Há um mito silencioso que nos atravessa a todos: o de que, em algum momento da vida, atingiremos um estado de completude, uma espécie de plenitude afetiva, existencial ou espiritual que nos pacificaria para sempre. Seria o amor perfeito, a realização profissional absoluta, a cura definitiva das feridas da infância — o ponto em que tudo, enfim, faria sentido. Mas na escuta clínica, vemos o avesso: é justamente essa crença na possibilidade de uma vida plena que mais adoece, que mais aprisiona e distancia o sujeito de si mesmo.

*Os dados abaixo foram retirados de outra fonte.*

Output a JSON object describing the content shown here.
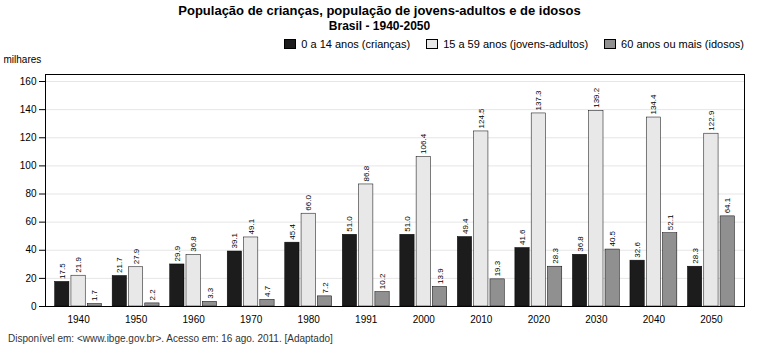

A experiência humana, tal como nos ensina a psicanálise, é constituída por uma falta originária. Não é possível viver sem desejo, e o desejo só existe porque falta algo. O sujeito se forma em torno de um vazio — um buraco inaugural, estrutural, que nunca se fecha. É esse vazio que nos move, que nos lança ao outro, que nos empurra à criação, à repetição, ao amor e ao sofrimento. A ilusão da plenitude, por sua vez, tenta recobrir esse vazio com um ideal impossível: ser inteiro.

A fantasia de plenitude é, portanto, uma defesa contra o desamparo fundamental da condição humana. Desejamos preencher o que nunca se preenche, como se a vida pudesse, um dia, encontrar um ponto final em que tudo se justificasse. Mas o que escutamos na análise é que esse momento não chega. E mais: quando se acredita tê-lo alcançado, ele se desfaz como areia entre os dedos. A alegria que parecia ser definitiva se dissipa, o amor se revela limitado, o reconhecimento profissional não sustenta a alma por muito tempo. O sujeito retorna, então, ao vazio — e, muitas vezes, com mais angústia do que antes.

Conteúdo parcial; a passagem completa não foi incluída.